На следующее воскресенье мы все-таки воспользовались зазыванием моей бывшей коллеги, Нины Федоровны, и снова пришли в сельский храм. За год до этого Марина, моя ученица, подготовила меня к приходу в такую церковь. Они с мужем уехали из Мариуполя и купили в селе дом, сто километров к югу от Киева.
– Олег Степанович, я вся разваливаюсь. Здесь служат только по утрам в воскресенье. В девять. В субботу все делают свои дела и до церкви никому нет дела, – жаловалась она мне. – Это ужас какой-то. Мне некуда пойти, сижу целый день с детьми и за плитой.
Служили в Колобово поздно. Часы3 начинали читать в девять. Вышли мы оттуда вареные и больные около двенадцати часов дня. Ни о какой благодати, которая есть в любом шуйском или мариупольском храме речи не шло. И это на рождество Богородицы. Но прихожан служба устраивала, все выходили после отпуста4 довольные. Были в храме! Поговорили, узнали, что у кого нового и восвояси. Гул на часах, гам после «Святая святым» стоял невообразимый. И никто этого не замечал, священник не останавливал службу и не увещевал прихожанок. Он служил, не обращая на них никакого внимания. «Отслужить и забыть» эти слова я услышу от него через три года. Мы были опустошены и расстроены. Воскресная служба прошла мимо нас.
Вдобавок ко всему священник не говорил проповедей. Он просто брал в руки церковный календарь и читал проповедь дня московского священника (Сысоева). Такое в сердце не останется. Не запомнится. Не принесет пришедшему за помощью духовную пользу. Хор только назывался хором. Кроме женщины по имени Ольга, все остальные на клиросе были случайные люди. Они издавали мычанье вместо пения, пытаясь подпевать ей в такт. Выходило ужасно. Мы словно попали в преисподнюю.

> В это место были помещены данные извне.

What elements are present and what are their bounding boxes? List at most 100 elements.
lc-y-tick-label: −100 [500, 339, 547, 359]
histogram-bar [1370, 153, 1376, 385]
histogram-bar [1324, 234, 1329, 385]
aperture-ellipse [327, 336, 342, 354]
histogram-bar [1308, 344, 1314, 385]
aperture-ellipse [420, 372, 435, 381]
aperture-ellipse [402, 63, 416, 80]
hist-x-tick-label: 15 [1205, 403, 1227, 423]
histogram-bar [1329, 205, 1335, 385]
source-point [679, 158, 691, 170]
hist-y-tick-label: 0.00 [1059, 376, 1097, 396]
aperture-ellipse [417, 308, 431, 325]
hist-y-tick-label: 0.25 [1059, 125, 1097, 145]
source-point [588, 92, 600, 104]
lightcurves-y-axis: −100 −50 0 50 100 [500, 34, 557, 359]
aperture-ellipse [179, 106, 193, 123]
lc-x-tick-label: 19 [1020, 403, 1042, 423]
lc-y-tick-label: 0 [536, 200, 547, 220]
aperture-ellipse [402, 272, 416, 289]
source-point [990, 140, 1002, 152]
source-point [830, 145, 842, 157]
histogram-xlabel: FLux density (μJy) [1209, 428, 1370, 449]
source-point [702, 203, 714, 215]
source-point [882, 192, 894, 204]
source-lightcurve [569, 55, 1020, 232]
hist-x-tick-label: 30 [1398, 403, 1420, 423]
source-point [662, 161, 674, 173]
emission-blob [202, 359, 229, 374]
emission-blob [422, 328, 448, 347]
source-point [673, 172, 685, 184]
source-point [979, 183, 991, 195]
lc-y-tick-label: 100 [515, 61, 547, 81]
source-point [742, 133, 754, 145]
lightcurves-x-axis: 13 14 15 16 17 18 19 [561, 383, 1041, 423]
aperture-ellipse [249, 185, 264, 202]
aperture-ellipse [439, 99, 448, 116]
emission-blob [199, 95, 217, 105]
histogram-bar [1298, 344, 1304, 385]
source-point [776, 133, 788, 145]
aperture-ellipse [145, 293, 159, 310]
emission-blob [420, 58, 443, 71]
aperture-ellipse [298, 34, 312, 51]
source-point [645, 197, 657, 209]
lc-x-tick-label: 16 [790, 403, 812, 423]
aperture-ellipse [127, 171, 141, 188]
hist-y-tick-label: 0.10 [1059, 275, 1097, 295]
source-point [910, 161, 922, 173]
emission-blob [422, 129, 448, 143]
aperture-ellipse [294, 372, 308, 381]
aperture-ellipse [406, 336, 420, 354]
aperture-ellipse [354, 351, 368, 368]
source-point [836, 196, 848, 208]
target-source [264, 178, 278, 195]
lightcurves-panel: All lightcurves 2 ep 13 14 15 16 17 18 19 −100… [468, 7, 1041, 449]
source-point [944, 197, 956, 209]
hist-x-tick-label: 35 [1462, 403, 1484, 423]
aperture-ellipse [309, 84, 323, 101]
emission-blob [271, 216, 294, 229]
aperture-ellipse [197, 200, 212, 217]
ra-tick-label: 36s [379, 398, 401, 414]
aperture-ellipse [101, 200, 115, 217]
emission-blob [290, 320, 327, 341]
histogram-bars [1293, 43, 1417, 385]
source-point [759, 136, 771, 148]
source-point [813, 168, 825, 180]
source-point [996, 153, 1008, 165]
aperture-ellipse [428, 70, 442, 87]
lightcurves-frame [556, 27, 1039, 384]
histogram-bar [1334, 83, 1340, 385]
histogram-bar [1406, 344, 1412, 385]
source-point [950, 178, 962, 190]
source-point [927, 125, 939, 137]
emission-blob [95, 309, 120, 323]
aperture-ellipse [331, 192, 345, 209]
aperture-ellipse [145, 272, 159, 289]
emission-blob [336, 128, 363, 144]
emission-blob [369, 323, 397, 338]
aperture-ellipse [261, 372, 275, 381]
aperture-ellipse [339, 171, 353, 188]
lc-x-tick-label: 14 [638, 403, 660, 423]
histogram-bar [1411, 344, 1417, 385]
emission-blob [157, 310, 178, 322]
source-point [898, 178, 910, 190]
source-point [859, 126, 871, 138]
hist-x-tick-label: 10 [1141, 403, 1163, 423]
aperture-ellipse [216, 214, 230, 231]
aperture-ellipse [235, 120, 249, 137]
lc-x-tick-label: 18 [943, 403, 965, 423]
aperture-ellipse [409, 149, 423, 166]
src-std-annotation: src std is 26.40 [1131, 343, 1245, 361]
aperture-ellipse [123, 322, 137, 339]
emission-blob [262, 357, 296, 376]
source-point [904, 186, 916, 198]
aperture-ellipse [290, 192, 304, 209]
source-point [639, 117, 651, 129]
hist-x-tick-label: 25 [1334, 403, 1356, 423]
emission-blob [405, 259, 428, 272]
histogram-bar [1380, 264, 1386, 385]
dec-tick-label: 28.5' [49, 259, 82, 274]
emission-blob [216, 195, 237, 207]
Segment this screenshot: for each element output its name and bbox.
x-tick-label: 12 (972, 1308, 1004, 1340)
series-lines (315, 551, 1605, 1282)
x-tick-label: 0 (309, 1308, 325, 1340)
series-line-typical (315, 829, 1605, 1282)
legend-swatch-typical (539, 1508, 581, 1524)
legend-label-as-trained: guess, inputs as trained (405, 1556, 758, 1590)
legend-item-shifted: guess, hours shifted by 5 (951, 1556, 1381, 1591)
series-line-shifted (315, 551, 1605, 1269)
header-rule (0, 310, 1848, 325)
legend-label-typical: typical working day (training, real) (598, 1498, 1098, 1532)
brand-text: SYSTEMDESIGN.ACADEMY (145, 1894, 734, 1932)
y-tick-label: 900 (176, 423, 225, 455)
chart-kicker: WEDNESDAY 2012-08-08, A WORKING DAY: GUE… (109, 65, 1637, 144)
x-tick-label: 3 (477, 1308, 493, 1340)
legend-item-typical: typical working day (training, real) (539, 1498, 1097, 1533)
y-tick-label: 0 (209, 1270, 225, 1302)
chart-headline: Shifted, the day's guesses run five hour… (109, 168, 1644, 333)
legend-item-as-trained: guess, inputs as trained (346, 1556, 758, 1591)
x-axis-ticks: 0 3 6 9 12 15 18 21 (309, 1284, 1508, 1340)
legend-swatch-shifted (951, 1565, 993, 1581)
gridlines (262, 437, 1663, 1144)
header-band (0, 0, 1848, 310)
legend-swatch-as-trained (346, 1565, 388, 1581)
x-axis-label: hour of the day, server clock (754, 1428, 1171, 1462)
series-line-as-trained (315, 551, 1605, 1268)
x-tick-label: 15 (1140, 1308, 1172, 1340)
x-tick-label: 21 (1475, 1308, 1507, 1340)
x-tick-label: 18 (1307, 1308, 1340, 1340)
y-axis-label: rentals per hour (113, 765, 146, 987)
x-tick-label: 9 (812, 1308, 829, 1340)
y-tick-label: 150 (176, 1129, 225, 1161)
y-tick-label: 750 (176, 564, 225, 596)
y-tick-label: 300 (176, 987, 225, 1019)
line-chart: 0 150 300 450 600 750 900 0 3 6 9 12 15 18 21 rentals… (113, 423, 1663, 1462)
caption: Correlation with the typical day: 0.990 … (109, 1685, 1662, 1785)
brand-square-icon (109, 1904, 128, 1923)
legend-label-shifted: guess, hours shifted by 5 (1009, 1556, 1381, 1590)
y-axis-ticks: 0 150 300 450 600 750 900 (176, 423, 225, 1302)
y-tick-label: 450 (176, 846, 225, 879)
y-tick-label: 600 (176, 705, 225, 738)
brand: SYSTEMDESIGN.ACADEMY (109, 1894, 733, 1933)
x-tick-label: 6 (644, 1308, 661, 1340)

Да я еще не знал самого главного. И узнал это слишком поздно. Один из них, Михаил, был новоначальным. Это означало крайнюю обидчивость, высокомерие и полную духовную слепоту. Ходил он в храм всего два года и пел вместе с Ольгой. Лучше сразу нож под сердце, чем быть рядом с делающим первые шаги в храме. Любое замечание или просто неосторожное слово и ты враг.
Таких как Ольга в церкви называют «нотниками», потому что они могут петь по нотам. В следующий раз мы столкнемся с ней на Воздвиженье. Утром праздника мы узнали, что вечером все же была служба, причем никто и ничего не объявлял.
– Как-то собрались, – говорила всем довольная Ольга.
Спрашиваю:
– И во сколько начали служить?
– Где-то тридцать пять минут пятого, – ответила она.
Это означало, что к службе никто не готовился, все произошло спонтанно (а начало вечерней в четыре ровно). И, как позже я узнал, репетиций церковного хора тоже никто не проводил. Пришли и ладно. Книги открыли и службу прочитали. Нас накрыла обида.
– Неужто нельзя было позвонить Галине Михайловне, она нам бы сказала.
Ответа мы не получили. До беженцев «оттуда» никому не было дела. В следующее воскресенье мы вновь поехали на службу в Шую. Там пел хор и явственно ощущалась благодать Божия.
Я привык хотя бы шесть-восемь раз в неделю посещать службу, но в поселке идти было некуда. Только в воскресенье. И напоминало все это беззаботную чайную или безумную богадельню, где большая половина лишилась страха Божия. Дефицит служб быстро дал о себе знать. Тело стало разваливаться, а боли только усилились. Порой они были нестерпимыми. Мои крики вызывали у соседей ужас. И меня быстро записали в сумасшедшие.